TLB 138 may have certain entries designated for referencing
superpages or may limit the number of entries that may reference
superpages.
[0010] Referring now to FIG. 3, shown is a block diagram of an
interaction between various components in accordance with an
embodiment of the present invention. As shown in FIG. 3, to map
memory addresses various components may interact. Specifically, the
core may request information present in a particular page of main
memory 250. Accordingly, core 210 provides an address to both a TLB
230 (which includes translation information. If the corresponding
PA-to-VA translation is not present in TLB 230, a TLB miss may be
indicated and if there is no page table entry a page fault would
occur.
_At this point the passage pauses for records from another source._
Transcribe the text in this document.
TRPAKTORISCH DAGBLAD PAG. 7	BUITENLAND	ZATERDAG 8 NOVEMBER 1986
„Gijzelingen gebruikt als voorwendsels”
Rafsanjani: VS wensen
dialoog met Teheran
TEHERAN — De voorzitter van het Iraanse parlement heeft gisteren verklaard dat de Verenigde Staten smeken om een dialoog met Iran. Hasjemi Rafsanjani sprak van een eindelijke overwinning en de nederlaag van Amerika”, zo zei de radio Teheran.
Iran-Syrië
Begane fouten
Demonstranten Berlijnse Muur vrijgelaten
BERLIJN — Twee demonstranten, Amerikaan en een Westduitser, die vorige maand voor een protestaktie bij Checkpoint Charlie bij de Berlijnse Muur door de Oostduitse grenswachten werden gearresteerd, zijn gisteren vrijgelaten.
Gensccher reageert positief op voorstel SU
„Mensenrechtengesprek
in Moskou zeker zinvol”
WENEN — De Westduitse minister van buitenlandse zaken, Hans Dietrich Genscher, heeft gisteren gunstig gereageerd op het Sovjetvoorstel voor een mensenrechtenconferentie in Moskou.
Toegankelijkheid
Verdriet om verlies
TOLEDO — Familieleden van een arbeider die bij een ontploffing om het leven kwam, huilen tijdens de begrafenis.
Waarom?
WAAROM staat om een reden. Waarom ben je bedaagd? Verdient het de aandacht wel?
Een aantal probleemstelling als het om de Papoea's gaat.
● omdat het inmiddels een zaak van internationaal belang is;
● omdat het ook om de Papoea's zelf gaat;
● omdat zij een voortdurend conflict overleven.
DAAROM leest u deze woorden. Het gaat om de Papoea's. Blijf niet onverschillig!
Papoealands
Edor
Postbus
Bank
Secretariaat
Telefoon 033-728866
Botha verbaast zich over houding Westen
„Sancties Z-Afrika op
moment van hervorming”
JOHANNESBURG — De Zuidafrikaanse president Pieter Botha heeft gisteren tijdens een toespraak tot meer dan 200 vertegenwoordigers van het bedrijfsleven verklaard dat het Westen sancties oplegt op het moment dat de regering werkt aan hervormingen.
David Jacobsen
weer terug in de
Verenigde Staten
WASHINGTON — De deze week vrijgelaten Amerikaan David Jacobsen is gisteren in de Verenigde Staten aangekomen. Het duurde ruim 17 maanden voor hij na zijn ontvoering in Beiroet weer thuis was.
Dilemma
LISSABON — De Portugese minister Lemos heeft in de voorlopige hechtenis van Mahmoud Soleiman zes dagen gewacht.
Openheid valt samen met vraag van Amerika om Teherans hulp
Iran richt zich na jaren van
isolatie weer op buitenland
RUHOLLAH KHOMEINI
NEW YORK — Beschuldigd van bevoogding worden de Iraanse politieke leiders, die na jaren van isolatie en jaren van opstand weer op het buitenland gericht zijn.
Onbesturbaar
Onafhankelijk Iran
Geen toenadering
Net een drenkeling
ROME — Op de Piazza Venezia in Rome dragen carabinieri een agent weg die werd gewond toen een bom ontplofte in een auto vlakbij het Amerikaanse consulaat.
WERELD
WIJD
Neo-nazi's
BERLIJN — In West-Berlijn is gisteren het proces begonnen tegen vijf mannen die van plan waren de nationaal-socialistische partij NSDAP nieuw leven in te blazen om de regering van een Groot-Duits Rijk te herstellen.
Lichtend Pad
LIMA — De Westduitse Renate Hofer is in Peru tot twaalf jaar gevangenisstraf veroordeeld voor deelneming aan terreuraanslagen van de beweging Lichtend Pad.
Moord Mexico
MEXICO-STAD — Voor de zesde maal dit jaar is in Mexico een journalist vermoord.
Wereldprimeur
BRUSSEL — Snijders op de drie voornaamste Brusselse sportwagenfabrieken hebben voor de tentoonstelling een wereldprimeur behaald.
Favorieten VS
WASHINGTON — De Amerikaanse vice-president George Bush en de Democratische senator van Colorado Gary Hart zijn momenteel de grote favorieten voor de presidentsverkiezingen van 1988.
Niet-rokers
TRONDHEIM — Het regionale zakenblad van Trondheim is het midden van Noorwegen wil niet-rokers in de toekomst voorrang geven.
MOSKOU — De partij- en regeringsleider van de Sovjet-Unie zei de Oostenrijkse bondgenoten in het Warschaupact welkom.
This would be handled by TLB miss and page fault handling
logic (TMPFHL) 240 which in turn may provide the requested address
to a memory controller 245 which in turn is coupled to main memory
250 to thus enable loading of a page table entry into TLB 230.
TMPFHL 240 may implement a method for automatically using
superpages for stack memory allocation as shown below in reference
to FIG. 4. TMPFHL 240 may be implemented in OS kernel software or
firmware or hardware or a combination of hardware or software.
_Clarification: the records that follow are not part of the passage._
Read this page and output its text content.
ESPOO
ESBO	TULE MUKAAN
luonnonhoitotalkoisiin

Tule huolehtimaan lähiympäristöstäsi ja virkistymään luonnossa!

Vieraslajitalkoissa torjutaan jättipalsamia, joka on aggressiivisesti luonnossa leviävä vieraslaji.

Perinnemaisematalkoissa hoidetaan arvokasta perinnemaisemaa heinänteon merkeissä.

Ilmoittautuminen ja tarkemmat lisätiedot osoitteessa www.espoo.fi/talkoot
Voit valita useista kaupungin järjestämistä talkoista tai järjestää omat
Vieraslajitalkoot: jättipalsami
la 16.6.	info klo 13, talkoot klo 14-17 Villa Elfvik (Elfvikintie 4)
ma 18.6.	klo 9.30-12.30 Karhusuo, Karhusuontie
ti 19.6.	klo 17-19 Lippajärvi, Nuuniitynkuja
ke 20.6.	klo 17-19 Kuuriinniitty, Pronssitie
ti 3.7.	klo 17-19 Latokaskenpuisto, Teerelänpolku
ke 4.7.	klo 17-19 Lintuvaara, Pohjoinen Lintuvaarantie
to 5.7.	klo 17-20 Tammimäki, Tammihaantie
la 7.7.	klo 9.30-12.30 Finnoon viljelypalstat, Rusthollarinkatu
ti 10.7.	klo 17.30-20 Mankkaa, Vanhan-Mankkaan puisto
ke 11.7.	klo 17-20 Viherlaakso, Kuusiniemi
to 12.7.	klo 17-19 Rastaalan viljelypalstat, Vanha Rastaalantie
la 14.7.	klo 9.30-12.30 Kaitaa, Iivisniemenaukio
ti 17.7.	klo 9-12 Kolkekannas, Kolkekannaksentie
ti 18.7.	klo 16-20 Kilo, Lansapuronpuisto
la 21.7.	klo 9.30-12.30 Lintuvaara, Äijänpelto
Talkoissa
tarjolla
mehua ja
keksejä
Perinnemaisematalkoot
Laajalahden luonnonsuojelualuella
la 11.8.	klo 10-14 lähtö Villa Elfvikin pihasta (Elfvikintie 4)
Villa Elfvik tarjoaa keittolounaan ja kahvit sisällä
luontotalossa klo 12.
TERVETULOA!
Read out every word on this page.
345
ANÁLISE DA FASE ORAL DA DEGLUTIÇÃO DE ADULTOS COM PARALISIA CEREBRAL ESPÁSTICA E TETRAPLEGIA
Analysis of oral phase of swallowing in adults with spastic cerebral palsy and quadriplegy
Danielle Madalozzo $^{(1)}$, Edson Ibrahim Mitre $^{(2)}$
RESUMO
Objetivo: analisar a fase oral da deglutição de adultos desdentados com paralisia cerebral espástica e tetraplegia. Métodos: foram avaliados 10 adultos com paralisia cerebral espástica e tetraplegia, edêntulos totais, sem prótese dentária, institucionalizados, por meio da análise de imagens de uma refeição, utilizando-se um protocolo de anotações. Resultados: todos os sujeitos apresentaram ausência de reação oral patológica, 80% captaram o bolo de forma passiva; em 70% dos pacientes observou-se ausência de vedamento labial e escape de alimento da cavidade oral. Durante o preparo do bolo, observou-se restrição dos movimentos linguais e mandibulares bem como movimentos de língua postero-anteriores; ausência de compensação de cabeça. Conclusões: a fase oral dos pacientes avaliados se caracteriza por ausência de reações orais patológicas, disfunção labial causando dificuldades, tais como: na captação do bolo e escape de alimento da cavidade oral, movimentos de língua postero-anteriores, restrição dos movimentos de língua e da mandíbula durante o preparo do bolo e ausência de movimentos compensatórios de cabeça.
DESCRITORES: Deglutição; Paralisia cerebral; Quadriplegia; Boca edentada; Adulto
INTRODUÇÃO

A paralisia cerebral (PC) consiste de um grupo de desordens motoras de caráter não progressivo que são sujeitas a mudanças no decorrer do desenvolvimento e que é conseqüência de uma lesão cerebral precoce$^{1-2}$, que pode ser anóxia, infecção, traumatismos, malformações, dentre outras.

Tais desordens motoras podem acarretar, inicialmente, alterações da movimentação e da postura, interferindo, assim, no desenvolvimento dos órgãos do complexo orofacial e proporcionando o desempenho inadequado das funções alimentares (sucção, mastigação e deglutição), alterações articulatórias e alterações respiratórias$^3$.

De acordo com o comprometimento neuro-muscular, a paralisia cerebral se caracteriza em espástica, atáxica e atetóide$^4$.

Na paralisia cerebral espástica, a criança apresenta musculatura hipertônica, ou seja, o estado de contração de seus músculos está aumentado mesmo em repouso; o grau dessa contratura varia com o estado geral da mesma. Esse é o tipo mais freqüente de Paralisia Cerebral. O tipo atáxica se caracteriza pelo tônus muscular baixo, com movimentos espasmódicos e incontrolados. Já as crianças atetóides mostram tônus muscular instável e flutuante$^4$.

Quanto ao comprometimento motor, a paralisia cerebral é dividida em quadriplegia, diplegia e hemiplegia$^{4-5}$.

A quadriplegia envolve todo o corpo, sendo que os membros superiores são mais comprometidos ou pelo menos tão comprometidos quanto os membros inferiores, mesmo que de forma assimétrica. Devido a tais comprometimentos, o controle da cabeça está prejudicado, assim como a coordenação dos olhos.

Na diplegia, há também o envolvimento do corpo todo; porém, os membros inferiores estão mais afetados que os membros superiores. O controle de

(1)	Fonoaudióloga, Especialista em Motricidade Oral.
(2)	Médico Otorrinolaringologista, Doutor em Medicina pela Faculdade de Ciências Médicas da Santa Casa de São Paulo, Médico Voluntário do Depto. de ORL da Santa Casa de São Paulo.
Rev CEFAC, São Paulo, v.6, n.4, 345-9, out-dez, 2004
[0011] Referring now to FIG. 4, shown is a flow chart for
automatically using superpages for stack memory allocation in
accordance with an embodiment of the present invention. As shown in
FIG. 4, the method begins with responding to a page fault by
determining (402) whether a faulting address is a stack access. In
one embodiment, TMPFHL 240 determines whether or not a faulting
address is a stack access by comparing the faulting address to the
address of stack top entry 111 to decide if the address is a stack
access. In another embodiment, TMPFHL 240 determines that a
faulting address is a stack access if the architectural register
that is used to pass the faulting address is the frame pointer, for
example EBP, or the stack pointer, for example ESP. In another
embodiment, TMPFHL 240 determines whether or not a faulting address
is a stack access by looking at the highest order bit of a
user-mode application's address. If the most significant bit of the
faulting address is a 1, then it is a stack access. In another
embodiment, the load/store instruction carries a special bit to
explicitly tell TMPFHL 240 whether or not the faulting address is a
stack access. If the page fault did result from a stack access,
then TMPFHL 240 would create (404) a superpage for the access in
page tables 130 and a corresponding entry in TLB 138.
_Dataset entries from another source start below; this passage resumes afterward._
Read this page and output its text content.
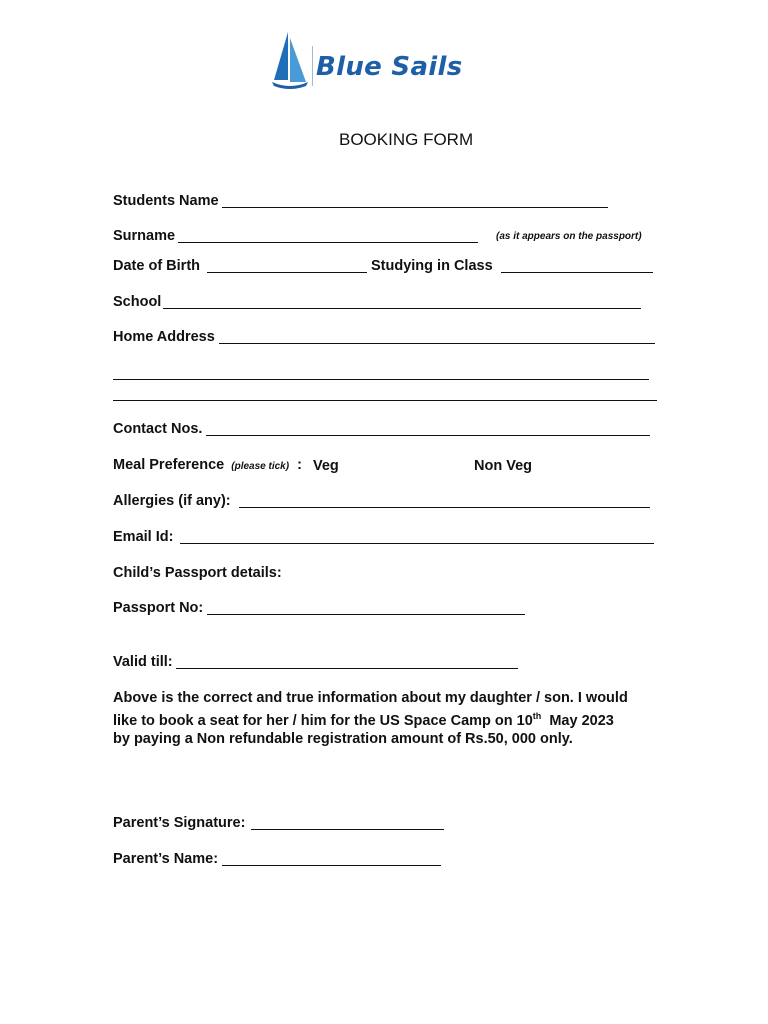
Blue Sails
BOOKING FORM
Students Name
Surname	(as it appears on the passport)
Date of Birth	Studying in Class
School
Home Address
Contact Nos.
Meal Preference (please tick) : Veg	Non Veg
Allergies (if any):
Email Id:
Child’s Passport details:
Passport No:
Valid till:
Above is the correct and true information about my daughter / son. I would
like to book a seat for her / him for the US Space Camp on 10th  May 2023
by paying a Non refundable registration amount of Rs.50, 000 only.
Parent’s Signature:
Parent’s Name:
[0012] If it is determined that the page fault did not result from
a stack access, then TMPFHL 240 would follow (406) a different
memory allocation routine. In one embodiment, the memory allocation
routine for a non-stack access would be to create one normal size
page in page tables 130. In another embodiment, the memory
allocation routine for a non-stack access would be to create a
superpage in page tables 130.
[0013] Embodiments may be implemented in many different system
types. Referring now to FIG. 5, shown is a block diagram of a
system in accordance with an embodiment of the present invention.
As shown in FIG. 5, multiprocessor system 500 is a point-to-point
interconnect system, and includes a first processor 570 and a
second processor 580 coupled via a point-to-point interconnect 550.
As shown in FIG. 5, each of processors 570 and 580 may be multicore
processors, including first and second processor cores (i.e.,
processor cores 574a and 574b and processor cores 584a and 584b).
Each processor may include TLB hardware, software, and firmware in
accordance with an embodiment of the present invention.
[0014] Still referring to FIG. 5, first processor 570 further
includes a memory controller hub (MCH) 572 and point-to-point (P-P)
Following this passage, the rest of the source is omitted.